Eastern Europe holds few sights to equal the underground labyrinth of Milestii Mici; 200 kilometres of streets dug out from limestone and traversed by electric cars and bicycles. This curious subterranean wonder is neither a town, nor is it catacombs, nor even a purpose-built tourist attraction. Milestii Mici is a wine cellar.
The biggest wine cellar in the world, according to the 2005 Guinness World Records, and a monument entirely in keeping with Moldova’s position as the 20th-largest producer of wine globally. It holds around two million bottles of wine and reflects not only the volume but the vast variety of wines made in the country.

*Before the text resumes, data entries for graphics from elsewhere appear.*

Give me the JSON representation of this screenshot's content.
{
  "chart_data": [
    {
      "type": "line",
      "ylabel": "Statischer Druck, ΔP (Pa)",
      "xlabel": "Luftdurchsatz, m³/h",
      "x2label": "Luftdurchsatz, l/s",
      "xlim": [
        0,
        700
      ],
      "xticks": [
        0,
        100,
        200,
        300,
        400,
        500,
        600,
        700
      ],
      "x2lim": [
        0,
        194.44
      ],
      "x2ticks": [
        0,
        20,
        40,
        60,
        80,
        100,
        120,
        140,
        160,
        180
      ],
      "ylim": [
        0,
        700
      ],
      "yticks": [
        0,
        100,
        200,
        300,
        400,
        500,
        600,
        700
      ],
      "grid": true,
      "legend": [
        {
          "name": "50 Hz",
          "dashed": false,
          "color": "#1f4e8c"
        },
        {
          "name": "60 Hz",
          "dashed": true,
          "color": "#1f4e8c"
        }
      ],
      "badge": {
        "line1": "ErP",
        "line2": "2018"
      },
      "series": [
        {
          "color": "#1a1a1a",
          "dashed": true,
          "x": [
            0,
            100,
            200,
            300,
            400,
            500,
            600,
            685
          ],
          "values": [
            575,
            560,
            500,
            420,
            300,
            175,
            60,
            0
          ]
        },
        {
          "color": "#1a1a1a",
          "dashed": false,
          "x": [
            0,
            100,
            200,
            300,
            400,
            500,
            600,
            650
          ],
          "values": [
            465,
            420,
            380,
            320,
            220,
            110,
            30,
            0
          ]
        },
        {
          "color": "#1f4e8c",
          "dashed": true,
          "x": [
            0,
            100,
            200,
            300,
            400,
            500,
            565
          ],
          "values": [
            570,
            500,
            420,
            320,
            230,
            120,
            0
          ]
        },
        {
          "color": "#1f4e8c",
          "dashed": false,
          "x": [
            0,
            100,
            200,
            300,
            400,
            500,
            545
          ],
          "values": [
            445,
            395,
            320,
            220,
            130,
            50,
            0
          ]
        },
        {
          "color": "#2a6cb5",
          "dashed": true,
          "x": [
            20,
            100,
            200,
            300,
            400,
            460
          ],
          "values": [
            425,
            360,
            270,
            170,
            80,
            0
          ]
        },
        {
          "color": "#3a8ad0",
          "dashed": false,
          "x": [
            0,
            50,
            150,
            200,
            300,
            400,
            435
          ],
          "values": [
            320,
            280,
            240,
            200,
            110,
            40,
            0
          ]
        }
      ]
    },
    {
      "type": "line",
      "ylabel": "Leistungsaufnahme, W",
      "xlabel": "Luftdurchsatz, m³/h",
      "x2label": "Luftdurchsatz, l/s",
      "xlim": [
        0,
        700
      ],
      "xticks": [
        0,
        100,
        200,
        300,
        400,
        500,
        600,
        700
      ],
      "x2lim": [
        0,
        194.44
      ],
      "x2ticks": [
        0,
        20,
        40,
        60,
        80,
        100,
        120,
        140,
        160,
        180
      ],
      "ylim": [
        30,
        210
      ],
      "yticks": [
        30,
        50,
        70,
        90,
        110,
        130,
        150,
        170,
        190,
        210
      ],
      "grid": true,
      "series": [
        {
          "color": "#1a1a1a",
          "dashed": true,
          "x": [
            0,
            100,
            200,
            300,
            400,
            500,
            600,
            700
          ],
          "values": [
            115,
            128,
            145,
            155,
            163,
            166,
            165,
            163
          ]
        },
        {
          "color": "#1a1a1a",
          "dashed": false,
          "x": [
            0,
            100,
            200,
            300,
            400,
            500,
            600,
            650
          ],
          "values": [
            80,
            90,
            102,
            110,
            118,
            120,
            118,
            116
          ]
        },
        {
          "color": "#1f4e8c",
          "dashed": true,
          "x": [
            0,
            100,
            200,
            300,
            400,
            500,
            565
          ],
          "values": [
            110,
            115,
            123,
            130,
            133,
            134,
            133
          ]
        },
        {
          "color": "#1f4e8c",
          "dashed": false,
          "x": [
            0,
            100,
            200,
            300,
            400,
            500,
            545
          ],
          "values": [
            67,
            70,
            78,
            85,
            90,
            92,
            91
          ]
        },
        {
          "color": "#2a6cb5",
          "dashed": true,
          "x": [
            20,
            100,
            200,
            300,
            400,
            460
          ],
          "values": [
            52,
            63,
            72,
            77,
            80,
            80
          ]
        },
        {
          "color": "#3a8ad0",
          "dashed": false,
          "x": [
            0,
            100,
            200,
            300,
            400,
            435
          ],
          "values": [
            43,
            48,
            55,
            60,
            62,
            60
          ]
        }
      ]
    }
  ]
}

Attracted by the mild winters and warm summers; breathtaking landscapes; medieval monasteries and fortresses, as well as its welcoming people, visitors to Moldova are increasingly likely to make the most of the opportunities for wine tourism, including drivable ‘wine routes’, vineyard visits and, in October, the celebration of all things viniculture at National Wine Day.
Moldova’s unique heritage and terroir
Sitting between Ukraine and Romania, Moldova is a land of gently undulating hills. Its south-facing slopes rolling down towards the Black Sea, fertile soil and moderate climate provide perfect vine-growing conditions (markedly similar to those in Tuscany or Piedmont), and fossils suggest the presence of vines in the region around 25 million years ago.
Nowadays, 128 000 hectares of land are covered with vitis vinifera, making Moldova the country with the highest density of vineyards in the world. While most of these are used for commercial production, it is also common for Moldovans to grow their own grapes in order to make wine to drink at home.
Archaeological remains show that this tradition started as far back as 5000 BCE, when the indigenous people began cultivating grapes to make wine. This ancient tradition continued via a brisk trade with the Greeks and Romans, and wine was an important regional trading commodity throughout the Middle Ages, despite the heavy taxation imposed by the Ottoman Empire.
After Moldova became part of the Russian Empire in the 19th century, Russian aristocrats poured money into the sector, and French grapes were introduced and cultivated alongside the traditional Moldovan varietals. Gradually word spread internationally, and local wines began to be exported to many countries around the world, including the United Kingdom, France and Germany.
After Moldova became an independent state in 1991, the industry was denationalised and what were by this time world-renowned vineyards attracted significant private investment. Moldovan wine is currently exported to more than 75 countries over three continents.
Varietals and protected denominations
There are three protected geographical regions for Moldovan wine. Valul lui Traian (Trajan’s Wall), to the south west of the country, has a Mediterranean climate, thanks to the proximity of the Black Sea and the protection of forested hills. Around 60 per cent of its wines are red, though its sweet fortified wines are also popular, along with full-bodied whites.
Ștefan Vodă, east of here, is also known for its reds, particularly those made using Rara Neagră, a local grape. Codru, in central Moldova, has a cooler climate and is threaded through with river valleys. White grapes do especially well here.
Divin is the name given to the Protected Geographical Indication (PGI) given to the entire country for the production of its hugely popular brandy.
Wine production has tended to reflect the social and economic situation of the times, and for many years focused on the sweet and semi-sweet wines demanded by the export market to Russian Federation. When a Russian ban was imposed on Moldovan wines in 2006, the industry adjusted to international tastes, and since then, the focus has again been on drier wines.
Also making a comeback are the indigenous grape varieties: rara neagră, fetească neagră, fetească albă and feteasca regala. Alongside these historic grapes, two new resistant varieties have become important additions to Moldova’s grape portfolio: Alb de Onitcani and Viorica developed at the National Institute of Winemaking and Viticulture of the Republic of Moldova in 1970. For a while these fell out of fashion, as winemakers anxious to please world markets played it safe with cabernet sauvignon, merlot, pinot noir, sauvignon blanc, chardonnay and so on, but as confidence in Moldovan wines has grown, so has the interest in its terroir and the distinctive local character of its grapes.
Visiting vineyards and festivals
The celebration of Moldovan winemaking culminates in the annual National Wine Day, a festival entailing two days of tastings, workshops and live music in the capital, Chişinău, and held on the first weekend of October. Oenophiles fly in from around the globe to attend, and winemakers from more than 90 vineyards, large and small, take part. Events are also held in wineries across the country, including many that aren’t normally open to the public.
A wine school offers masterclasses in tasting and consumption, and visitors are invited to travel through time in courtyards filled with ancient winemaking tools. They can learn traditional Moldovan dances or take a class in pottery, carving and other artisanal crafts typical of the region.
At any time of year, wine enthusiasts can experience Moldova through the ‘wine routes’, which take visitors around four historic wine-producing regions. Passing through more remote areas and to lesser-known attractions, they offer a completely new way to get to know this fascinating country, its hospitable people, hearty cuisine and ever-changing landscapes.